Oubliez les allées trop propres et les pelouses bien tondues de Repentigny, de Brossard ou de Candiac. Dans la région parisienne, certaines parties de la banlieue ressemblent plutôt à une zone de guerre où même la police n'ose plus s'aventurer.
Nous nous y sommes rendus pour témoigner de la situation, devenue le symbole de l'insécurité qui règne en France et un enjeu de la campagne présidentielle.
Senia Boucherrougui, la présidente de l'Association contre la violence à Saint-Denis, avait insisté pour que je retienne trois consignes : surtout pas de photos, ne pas montrer sa peur («ils flairent la peur») et parler poliment («surtout pas de familiarités»). «J'y vais souvent et je vous dis que tout va bien se passer !»
En pénétrant dans le quartier de La Courtille, une cité HLM notoirement violente du département de Seine-Saint-Denis, une banlieue au nord de Paris, je la sens moins assurée quand elle murmure : «Ça y est, des guetteurs nous ont repérés !»
Trois adolescents, pantalons baissés jusqu'aux fesses, style rappeur américain, s'avancent vers nous. «Vous êtes qui monsieur ?»
— C'est bon les gars, c'est mon ami.
— Ce n'est pas un keuf (flic en argot) au moins, madame ?
Senia Boucherrougui se porte garante de moi.

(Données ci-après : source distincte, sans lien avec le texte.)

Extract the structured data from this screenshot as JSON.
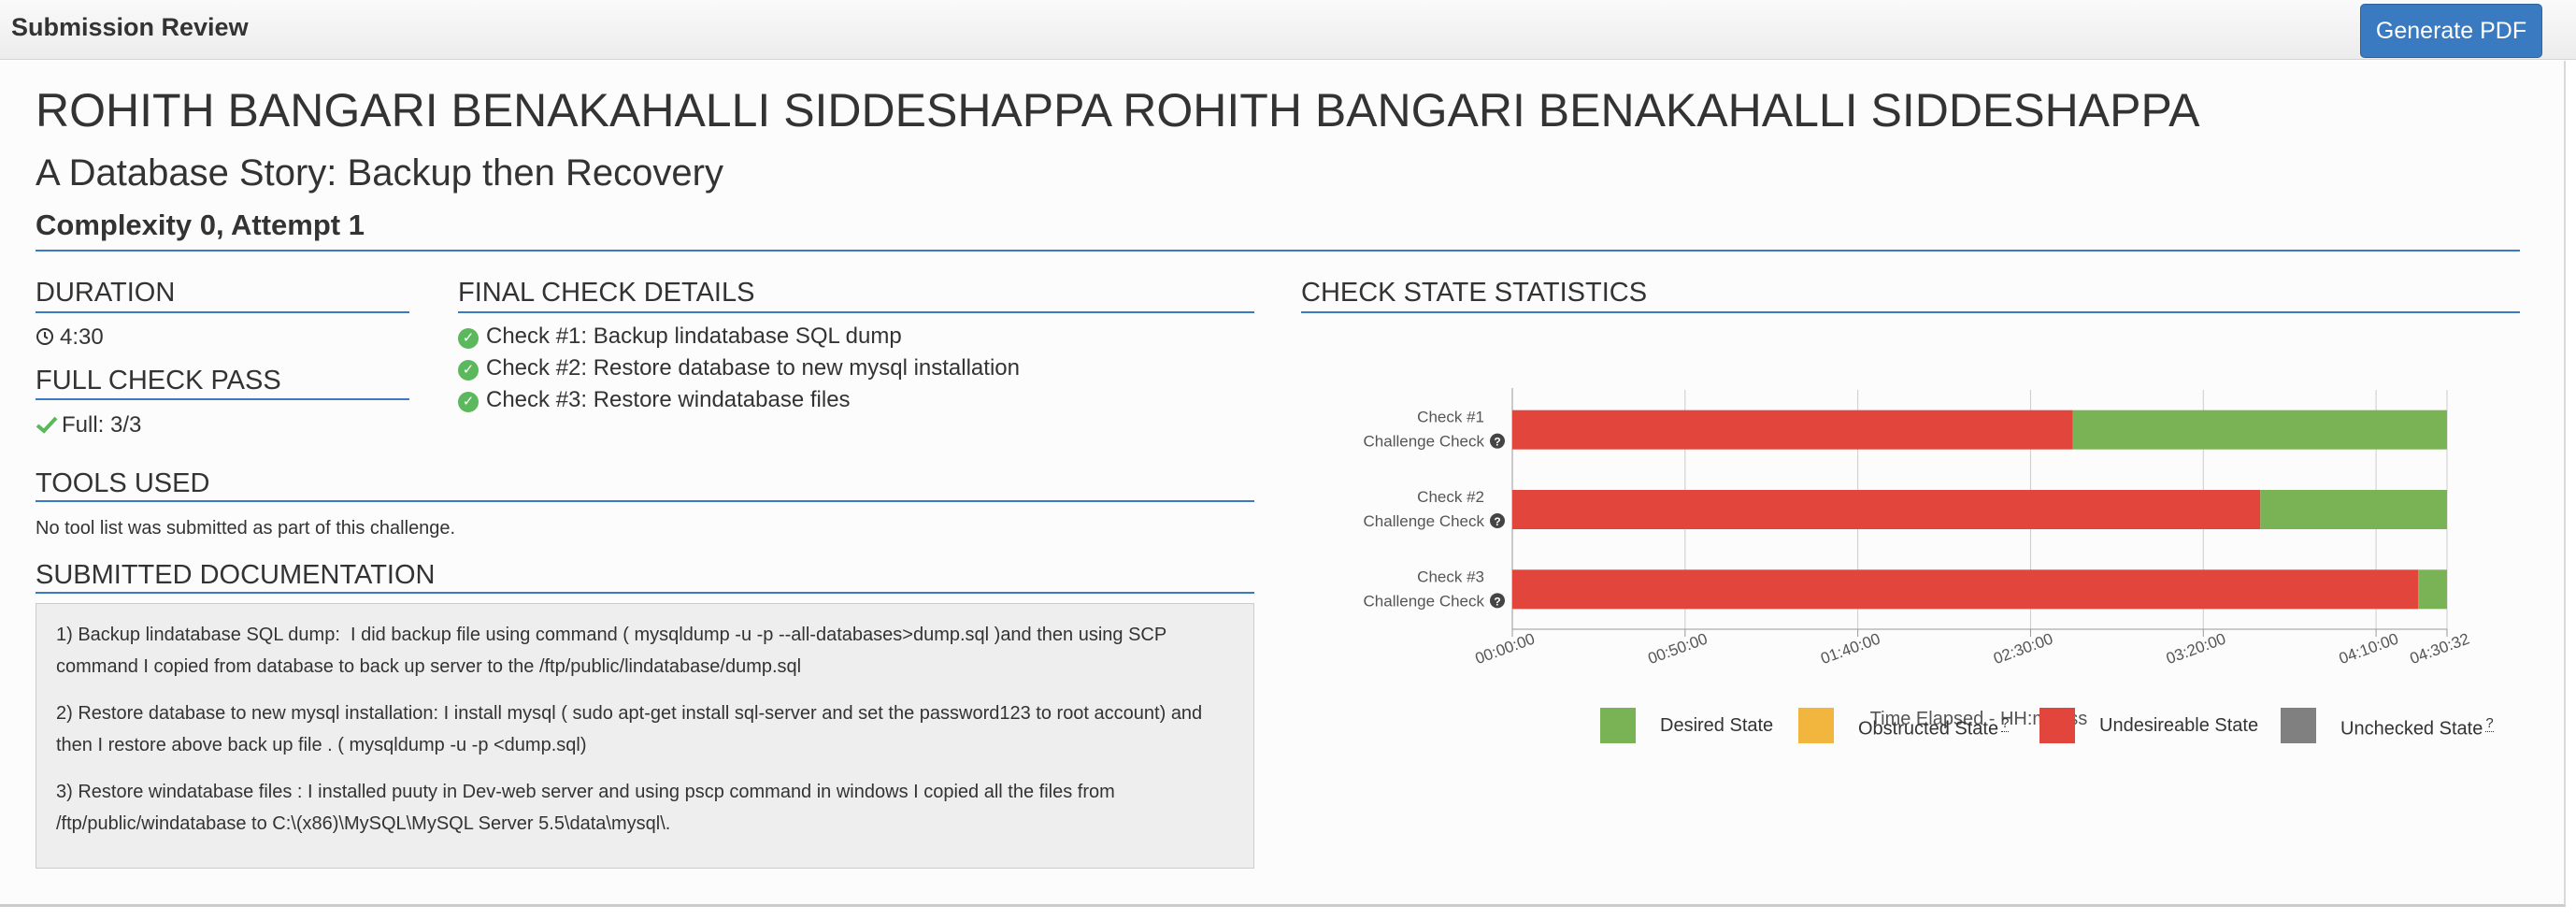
{
  "header": {
    "title": "Submission Review",
    "pdf_button": "Generate PDF"
  },
  "student": {
    "name": "ROHITH BANGARI BENAKAHALLI SIDDESHAPPA ROHITH BANGARI BENAKAHALLI SIDDESHAPPA",
    "challenge": "A Database Story: Backup then Recovery",
    "complexity": "Complexity 0, Attempt 1"
  },
  "duration": {
    "heading": "DURATION",
    "value": "4:30",
    "icon": "clock-icon"
  },
  "full_check": {
    "heading": "FULL CHECK PASS",
    "value": "Full: 3/3",
    "icon": "checkmark-icon"
  },
  "final_checks": {
    "heading": "FINAL CHECK DETAILS",
    "items": [
      "Check #1: Backup lindatabase SQL dump",
      "Check #2: Restore database to new mysql installation",
      "Check #3: Restore windatabase files"
    ]
  },
  "tools": {
    "heading": "TOOLS USED",
    "text": "No tool list was submitted as part of this challenge."
  },
  "documentation": {
    "heading": "SUBMITTED DOCUMENTATION",
    "paragraphs": [
      "1) Backup lindatabase SQL dump:  I did backup file using command ( mysqldump -u -p --all-databases>dump.sql )and then using SCP command I copied from database to back up server to the /ftp/public/lindatabase/dump.sql",
      "2) Restore database to new mysql installation: I install mysql ( sudo apt-get install sql-server and set the password123 to root account) and then I restore above back up file . ( mysqldump -u -p <dump.sql)",
      "3) Restore windatabase files : I installed puuty in Dev-web server and using pscp command in windows I copied all the files from /ftp/public/windatabase to C:\\(x86)\\MySQL\\MySQL Server 5.5\\data\\mysql\\."
    ]
  },
  "stats": {
    "heading": "CHECK STATE STATISTICS"
  },
  "colors": {
    "accent": "#3a7ac0",
    "desired": "#7ab356",
    "obstructed": "#f2b53d",
    "undesirable": "#e2453c",
    "unchecked": "#808080",
    "check_green": "#5cb85c"
  },
  "chart_data": {
    "type": "bar",
    "orientation": "horizontal",
    "stacked": true,
    "xlabel": "Time Elapsed - HH:mm:ss",
    "x_ticks": [
      "00:00:00",
      "00:50:00",
      "01:40:00",
      "02:30:00",
      "03:20:00",
      "04:10:00",
      "04:30:32"
    ],
    "x_tick_seconds": [
      0,
      3000,
      6000,
      9000,
      12000,
      15000,
      16232
    ],
    "xlim": [
      0,
      16232
    ],
    "grid": true,
    "legend_position": "bottom",
    "categories": [
      {
        "line1": "Check #1",
        "line2": "Challenge Check",
        "help_icon": "question-circle-icon"
      },
      {
        "line1": "Check #2",
        "line2": "Challenge Check",
        "help_icon": "question-circle-icon"
      },
      {
        "line1": "Check #3",
        "line2": "Challenge Check",
        "help_icon": "question-circle-icon"
      }
    ],
    "series": [
      {
        "name": "Undesireable State",
        "color": "#e2453c",
        "values": [
          9735,
          12990,
          15730
        ]
      },
      {
        "name": "Desired State",
        "color": "#7ab356",
        "values": [
          6497,
          3242,
          502
        ]
      },
      {
        "name": "Obstructed State",
        "color": "#f2b53d",
        "values": [
          0,
          0,
          0
        ]
      },
      {
        "name": "Unchecked State",
        "color": "#808080",
        "values": [
          0,
          0,
          0
        ]
      }
    ],
    "legend": [
      {
        "name": "Desired State",
        "color": "#7ab356",
        "help": false
      },
      {
        "name": "Obstructed State",
        "color": "#f2b53d",
        "help": true
      },
      {
        "name": "Undesireable State",
        "color": "#e2453c",
        "help": false
      },
      {
        "name": "Unchecked State",
        "color": "#808080",
        "help": true
      }
    ],
    "help_marker": "?"
  }
}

Mais nous n'aurons pas le droit de rentrer dans les immeubles. Des squatteurs occupent le hall d'entrée et ne souhaitent pas être vus dans leur «intimité».

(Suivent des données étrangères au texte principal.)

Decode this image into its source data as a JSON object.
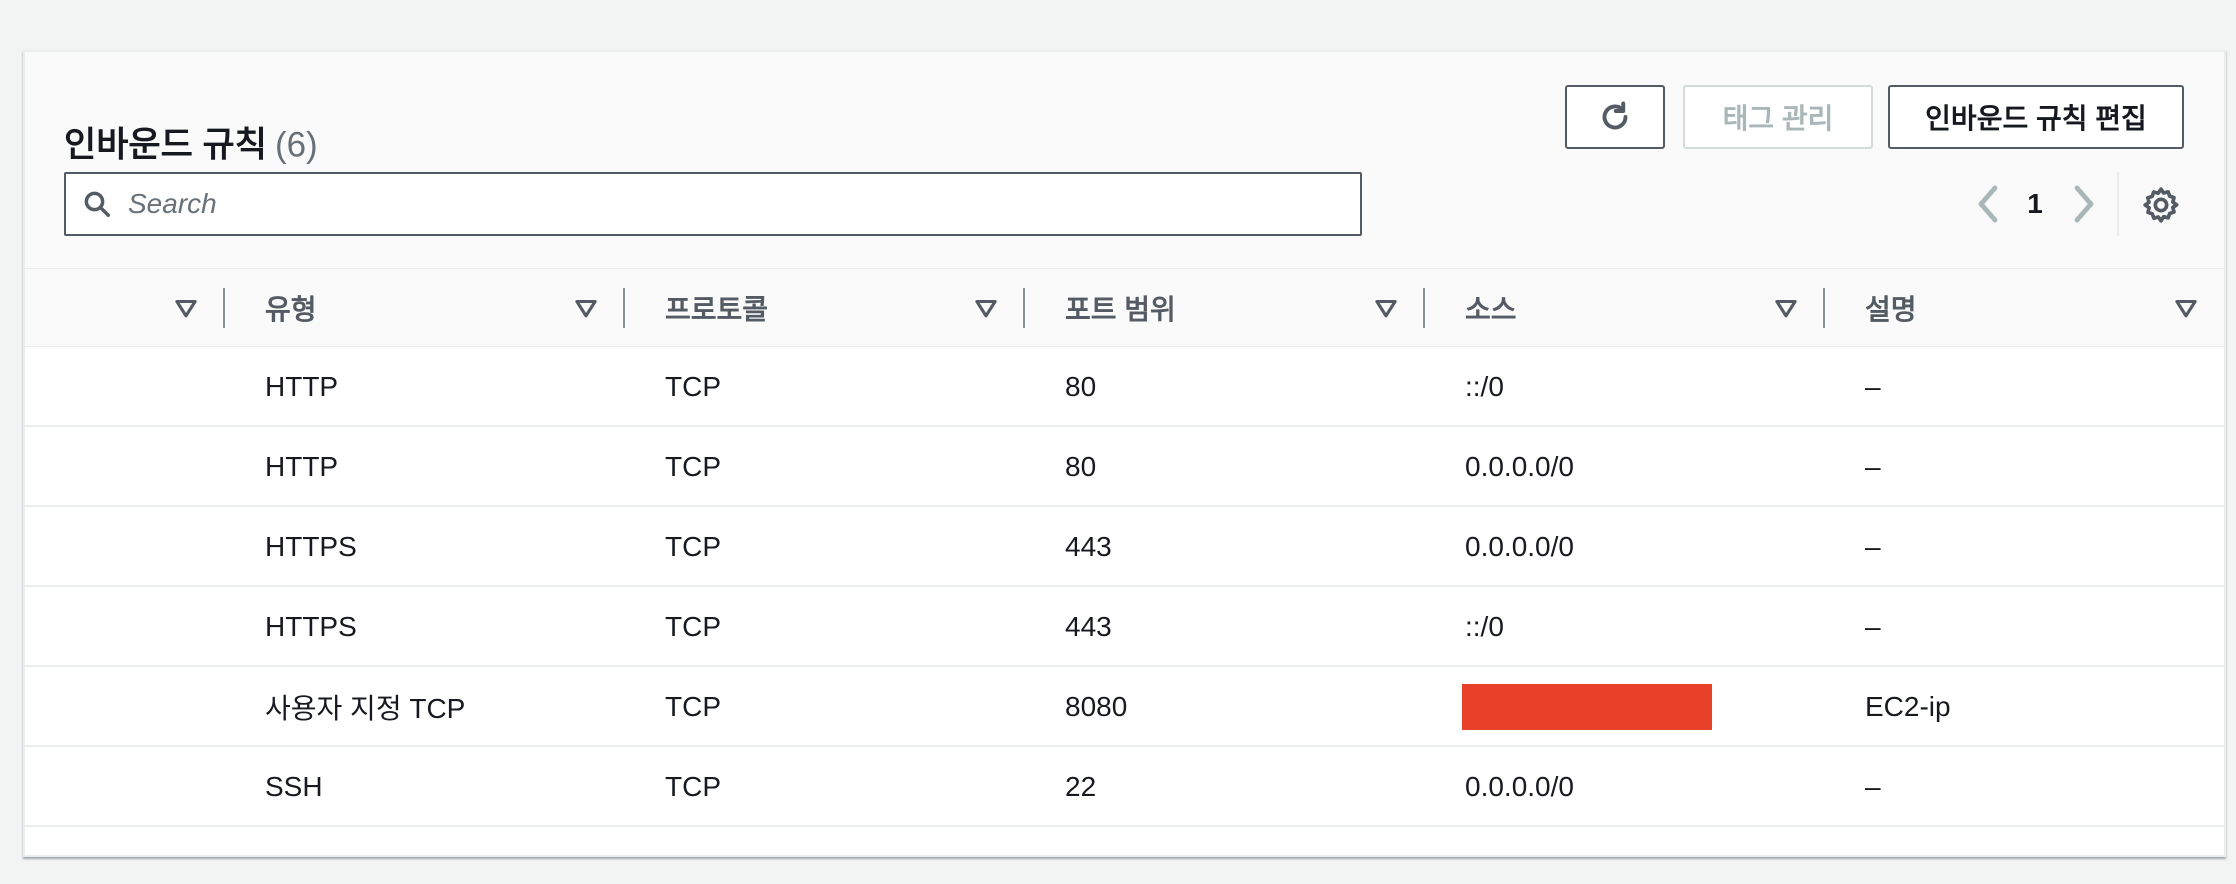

Alors que nous rebroussons le chemin, quelques curieux se sont penchés aux fenêtres des différents immeubles aux murs lézardés. Tout ici sent la misère, le surpeuplement et la démission des autorités publiques. Il y a près d'un an que les policiers n'ont pas osé s'y rendre.
«La situation sanitaire aussi devient catastrophique, imaginez donc que même pour une urgence extrême les ambulances ne peuvent entrer dans la cité. La violence terrifie tout le monde.»
Cette violence dont Senia Bouccherrougui a aussi été victime et qui l'a poussé à créer son association en 2004.
Un an plus tard, après une apparente bavure policière, la banlieue française s'embrasait. L'épicentre des émeutes fut Clichy-sous-Bois, mais à Saint-Denis aussi des voitures ont brûlé, des commerces vandalisés. Les autorités avaient alors dû décréter l'état d'urgence.
Le ministère de l'Intérieur qui tente de reprendre le contrôle des banlieues affirmait l'année dernière qu'en un an, la police avait procédé en Seine Saint-Denis à 40 000 interpellations et contrôlé 18 000 halls d'immeubles.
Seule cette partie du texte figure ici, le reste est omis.